Чтобы отгородиться от этого фона, нужна была не одна черно-желтая блуза, а километры полосатой материи; нужны были многосаженные плакаты, а не скромная афиша на канареечном пипифаксе.
Мы захлебывались в море благонамеренной, сознательно легализуемой пошлости, и энергия, с которой горсточка людей выкарабкивалась из трупной кашицы омертвевших бытовых форм, уже начинала внушать законные подозрения властям предержащим.
К боязни скандала у охранителей порядка примешивались опасения несколько иного рода, и нельзя сказать, чтобы они были вполне неосновательны.
Понемногу мы привыкли к тому, что разрешение на устройство вечеров давалось все более и более туго, и нисколько не удивлялись, когда в снятый для очередного доклада или диспута зал нам приходилось пробираться сквозь усиленный наряд полиции.
VI
«Первый вечер речетворцев», состоявшийся 13 октября в помещении Общества любителей художеств на Большой Дмитровке, привлек множество публики. Билеты расхватали в какой-нибудь час.
Аншлаги, конные городовые, свалка у входа, толчея в зрительном зале давно уже из элементов случайных сделались постоянными атрибутами наших выступлений. Программа же этого вечера была составлена широковещательнее, чем обычно. Три доклада: Маяковского – «Перчатка», Давида Бурлюка – «Доители изнуренных жаб» и Крученых – «Слово» – обещали развернуть перед москвичами тройной свиток ошеломительных истин.
Особенно хороши были «тезисы» Маяковского, походившие на перечень цирковых аттракционов:
1. Ходячий вкус и рычаги речи.
2. Лики городов в зрачках речетворцев.
3. Berceuse (колыбельная) оркестром водосточных труб.
4. Египтяне и греки, гладящие черных сухих кошек.
5. Складки жира в креслах.
6. Пестрые лохмотья наших душ.
В этой шестипалой перчатке, которую он, еще не изжив до конца романтической фразеологии, собирался швырнуть зрительному залу, наивно отразилась вся несложная эстетика тогдашнего Маяковского.

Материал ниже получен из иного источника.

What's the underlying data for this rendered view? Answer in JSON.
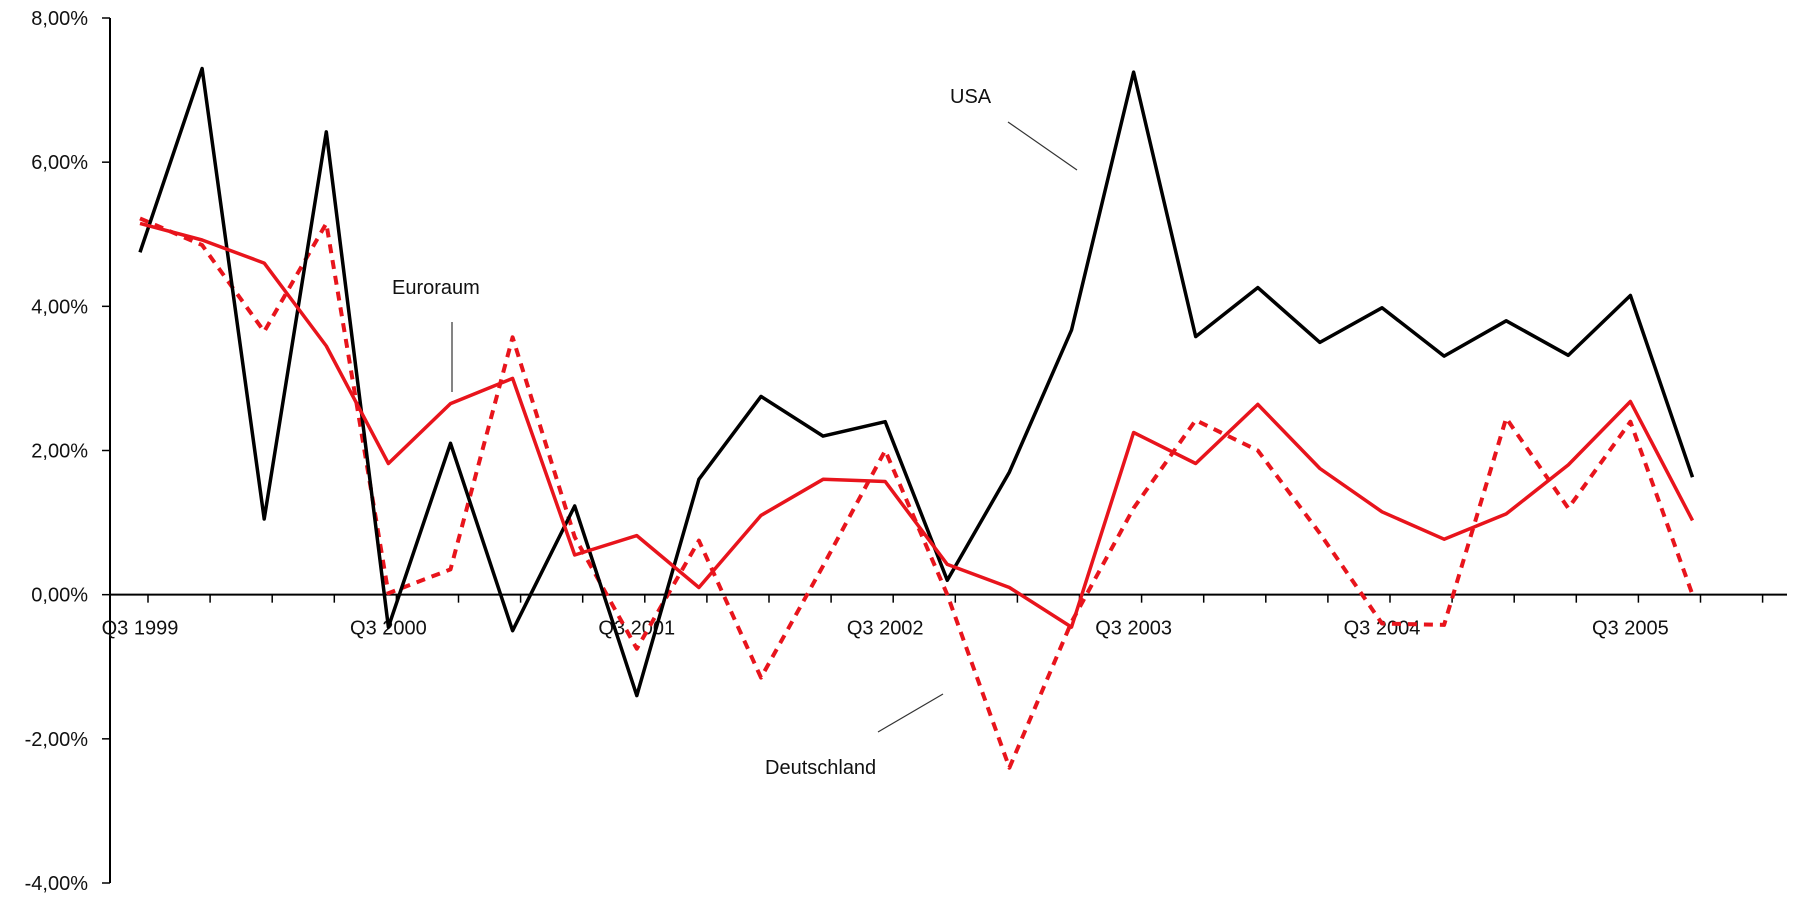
{
  "chart_data": {
    "type": "line",
    "categories": [
      "Q3 1999",
      "Q4 1999",
      "Q1 2000",
      "Q2 2000",
      "Q3 2000",
      "Q4 2000",
      "Q1 2001",
      "Q2 2001",
      "Q3 2001",
      "Q4 2001",
      "Q1 2002",
      "Q2 2002",
      "Q3 2002",
      "Q4 2002",
      "Q1 2003",
      "Q2 2003",
      "Q3 2003",
      "Q4 2003",
      "Q1 2004",
      "Q2 2004",
      "Q3 2004",
      "Q4 2004",
      "Q1 2005",
      "Q2 2005",
      "Q3 2005",
      "Q4 2005"
    ],
    "x_tick_labels": [
      "Q3 1999",
      "Q3 2000",
      "Q3 2001",
      "Q3 2002",
      "Q3 2003",
      "Q3 2004",
      "Q3 2005"
    ],
    "y_tick_labels": [
      "8,00%",
      "6,00%",
      "4,00%",
      "2,00%",
      "0,00%",
      "-2,00%",
      "-4,00%"
    ],
    "ylim": [
      -4,
      8
    ],
    "y_ticks": [
      8,
      6,
      4,
      2,
      0,
      -2,
      -4
    ],
    "x_tick_every": 4,
    "series": [
      {
        "name": "USA",
        "color": "#000000",
        "style": "solid",
        "values": [
          4.75,
          7.3,
          1.05,
          6.42,
          -0.45,
          2.1,
          -0.5,
          1.23,
          -1.4,
          1.6,
          2.75,
          2.2,
          2.4,
          0.2,
          1.7,
          3.67,
          7.25,
          3.58,
          4.26,
          3.5,
          3.98,
          3.31,
          3.8,
          3.32,
          4.15,
          1.63
        ]
      },
      {
        "name": "Euroraum",
        "color": "#e8141c",
        "style": "solid",
        "values": [
          5.15,
          4.92,
          4.6,
          3.45,
          1.82,
          2.65,
          3.0,
          0.55,
          0.82,
          0.1,
          1.1,
          1.6,
          1.57,
          0.42,
          0.1,
          -0.45,
          2.25,
          1.82,
          2.64,
          1.75,
          1.15,
          0.77,
          1.12,
          1.8,
          2.68,
          1.03
        ]
      },
      {
        "name": "Deutschland",
        "color": "#e8141c",
        "style": "dashed",
        "values": [
          5.22,
          4.85,
          3.65,
          5.15,
          0.02,
          0.35,
          3.57,
          0.8,
          -0.75,
          0.75,
          -1.15,
          0.4,
          2.0,
          0.0,
          -2.4,
          -0.38,
          1.2,
          2.42,
          2.0,
          0.85,
          -0.4,
          -0.42,
          2.45,
          1.2,
          2.4,
          0.0
        ]
      }
    ],
    "annotations": [
      {
        "label": "USA",
        "series": "USA"
      },
      {
        "label": "Euroraum",
        "series": "Euroraum"
      },
      {
        "label": "Deutschland",
        "series": "Deutschland"
      }
    ],
    "legend": "none",
    "grid": false
  }
}
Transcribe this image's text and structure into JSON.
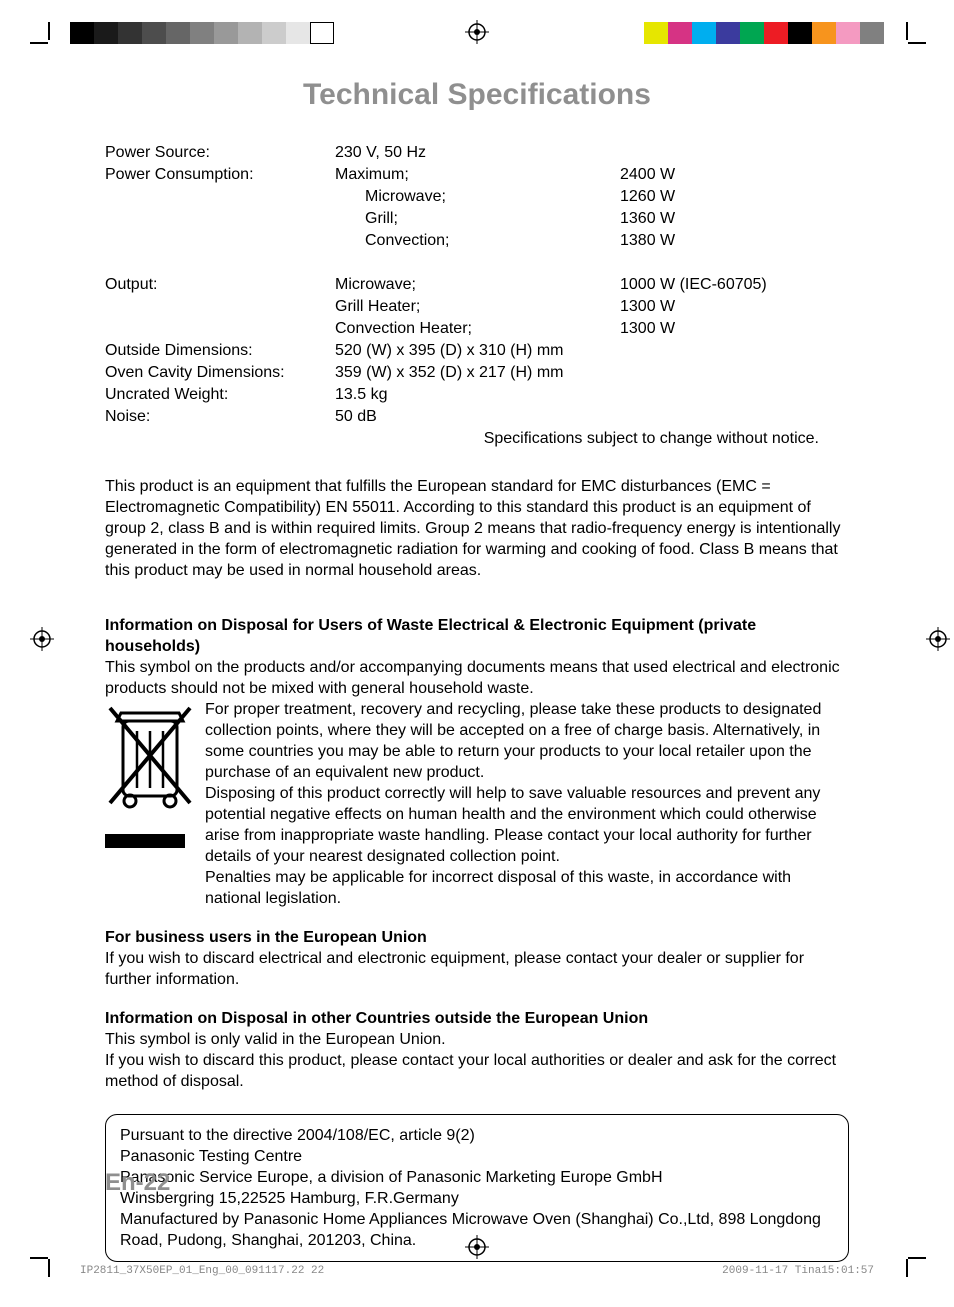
{
  "calibration": {
    "left_swatches": [
      "#000000",
      "#1a1a1a",
      "#333333",
      "#4d4d4d",
      "#666666",
      "#808080",
      "#999999",
      "#b3b3b3",
      "#cccccc",
      "#e6e6e6",
      "#ffffff"
    ],
    "right_swatches": [
      "#e6e600",
      "#d63384",
      "#00aeef",
      "#3b3b9e",
      "#00a651",
      "#ed1c24",
      "#000000",
      "#f7941d",
      "#f49ac1",
      "#808080"
    ]
  },
  "title": "Technical Specifications",
  "specs": {
    "power_source": {
      "label": "Power Source:",
      "value": "230 V, 50 Hz"
    },
    "power_consumption": {
      "label": "Power Consumption:",
      "rows": [
        {
          "sub": "Maximum;",
          "val": "2400 W"
        },
        {
          "sub": "Microwave;",
          "val": "1260 W"
        },
        {
          "sub": "Grill;",
          "val": "1360 W"
        },
        {
          "sub": "Convection;",
          "val": "1380 W"
        }
      ]
    },
    "output": {
      "label": "Output:",
      "rows": [
        {
          "sub": "Microwave;",
          "val": "1000 W (IEC-60705)"
        },
        {
          "sub": "Grill Heater;",
          "val": "1300 W"
        },
        {
          "sub": "Convection Heater;",
          "val": "1300 W"
        }
      ]
    },
    "outside_dim": {
      "label": "Outside Dimensions:",
      "value": "520 (W) x 395 (D) x 310 (H) mm"
    },
    "cavity_dim": {
      "label": "Oven Cavity Dimensions:",
      "value": "359 (W) x 352 (D) x 217 (H) mm"
    },
    "uncrated_weight": {
      "label": "Uncrated Weight:",
      "value": "13.5 kg"
    },
    "noise": {
      "label": "Noise:",
      "value": "50 dB"
    }
  },
  "change_notice": "Specifications subject to change without notice.",
  "emc_text": "This product is an equipment that fulfills the European standard for EMC disturbances (EMC = Electromagnetic Compatibility) EN 55011. According to this standard this product is an equipment of group 2, class B and is within required limits. Group 2 means that  radio-frequency energy is intentionally generated in the form of electromagnetic radiation for warming and cooking of food. Class B means that this product may be used in normal household areas.",
  "disposal": {
    "heading": "Information on Disposal for Users of Waste Electrical & Electronic Equipment (private households)",
    "intro": "This symbol on the products and/or accompanying documents means that used electrical and electronic products should not be mixed with general household waste.",
    "body1": "For proper treatment, recovery and recycling, please take these products to designated collection points, where they will be accepted on a free of charge basis. Alternatively, in some countries you may be able to return your products to your local retailer upon the purchase of an equivalent new product.",
    "body2": "Disposing of this product correctly will help to save valuable resources and prevent any potential negative effects on human health and the environment which could otherwise arise from inappropriate waste handling. Please contact your local authority for further details of your nearest designated collection point.",
    "body3": "Penalties may be applicable for incorrect disposal of this waste, in accordance with national legislation."
  },
  "business": {
    "heading": "For business users in the European Union",
    "text": "If you wish to discard electrical and electronic equipment, please contact your dealer or supplier for further information."
  },
  "outside_eu": {
    "heading": "Information on Disposal in other Countries outside the European Union",
    "text1": "This symbol is only valid in the European Union.",
    "text2": "If you wish to discard this product, please contact your local authorities or dealer and ask for the correct method of disposal."
  },
  "directive": {
    "line1": "Pursuant to the directive 2004/108/EC, article 9(2)",
    "line2": "Panasonic Testing Centre",
    "line3": "Panasonic Service Europe, a division of Panasonic Marketing Europe GmbH",
    "line4": "Winsbergring 15,22525 Hamburg, F.R.Germany",
    "line5": "Manufactured by Panasonic Home Appliances Microwave Oven (Shanghai) Co.,Ltd, 898 Longdong Road, Pudong, Shanghai, 201203, China."
  },
  "page_number": "En-22",
  "footer": {
    "left": "IP2811_37X50EP_01_Eng_00_091117.22   22",
    "right": "2009-11-17   Tina15:01:57"
  },
  "colors": {
    "title_gray": "#8f8f8f",
    "body_text": "#000000",
    "footer_gray": "#888888",
    "box_border": "#000000"
  }
}
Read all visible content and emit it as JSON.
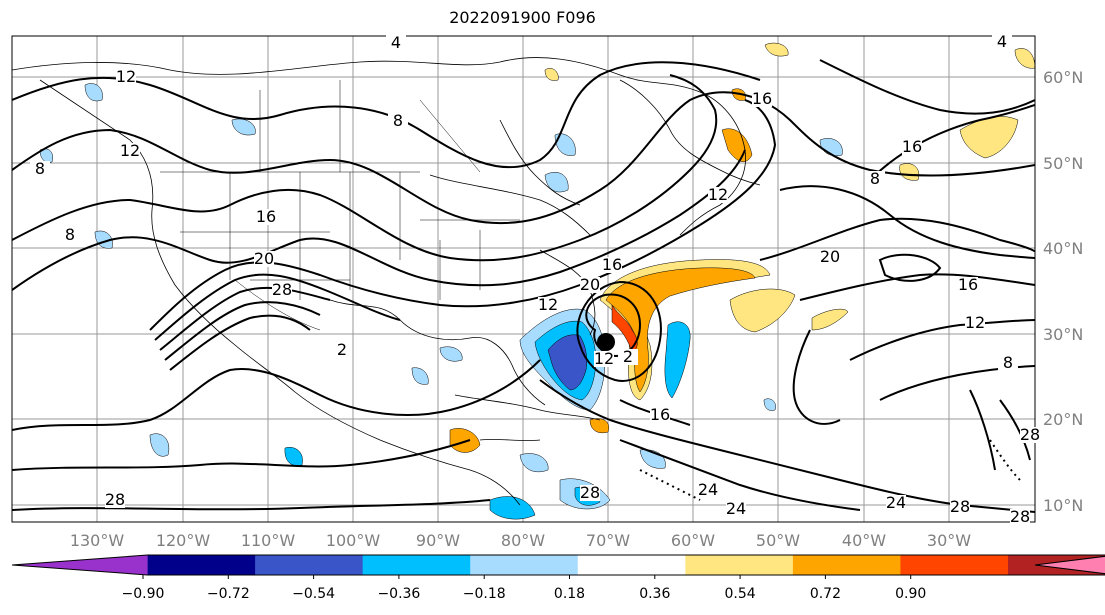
{
  "title": "2022091900 F096",
  "map": {
    "lon_ticks": [
      "130°W",
      "120°W",
      "110°W",
      "100°W",
      "90°W",
      "80°W",
      "70°W",
      "60°W",
      "50°W",
      "40°W",
      "30°W"
    ],
    "lat_ticks": [
      "60°N",
      "50°N",
      "40°N",
      "30°N",
      "20°N",
      "10°N"
    ],
    "contour_labels": [
      "4",
      "4",
      "2",
      "2",
      "8",
      "8",
      "8",
      "8",
      "16",
      "16",
      "16",
      "16",
      "16",
      "12",
      "12",
      "12",
      "12",
      "8",
      "20",
      "20",
      "28",
      "28",
      "28",
      "28",
      "24",
      "24",
      "20",
      "16",
      "12",
      "12",
      "24",
      "28",
      "28"
    ],
    "storm_marker": "hurricane-center"
  },
  "colorbar": {
    "ticks": [
      "−0.90",
      "−0.72",
      "−0.54",
      "−0.36",
      "−0.18",
      "0.18",
      "0.36",
      "0.54",
      "0.72",
      "0.90"
    ],
    "colors": [
      "#9932cc",
      "#00008b",
      "#3a55c8",
      "#00bfff",
      "#a8dcff",
      "#ffffff",
      "#ffe680",
      "#ffa500",
      "#ff4500",
      "#b22222",
      "#ff80b0"
    ],
    "extend": "both"
  }
}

Однако для публики и этого было поверх головы.
Чего больше: у меня и то возникали сомнения, справится ли он со взятой на себя задачей. Во мне еще не дотлели остатки провинциальной, граничившей с простодушием, добросовестности, и я все допытывался у Володи, что скажет он, очутившись на эстраде.
Маяковский загадочно отмалчивался.
В вечере, согласно афише, должны были участвовать шесть человек, вся «Гилея» в полном составе. Кроме того, объявление гласило, что «речи будут очерчены художниками: Давидом Бурлюком, Львом Жегиным, Казимиром Малевичем, Владимиром Маяковским и Василием Чекрыгиным». Под этим разумелись не зарисовки нас художниками, а специально расписанные экраны, на фоне которых, условно отгораживавших футуристов от остального мира, мы хотели выступать.
Но Хлебников находился в Астрахани. Кроме того, его нельзя было выпускать на эстраду ввиду его слабого голоса и безнадежного «и так далее», которым он, как бы подчеркивая непрерывность своей словесной эманации, обрывал чтение первых же строк.
Давида тоже не было в Москве: ему срочно пришлось выехать по делам в Петербург, и он поручил прочесть свой доклад брату Николаю. Чтобы как-нибудь выправить положение, я вызвался читать сверх своих собственных стихов вещи Хлебникова.
Успех вечера был, в сущности, успехом Маяковского. Непринужденность, с которой он держался на подмостках, замечательный голос, выразительность интонаций и жеста сразу выделили его из среды остальных участников.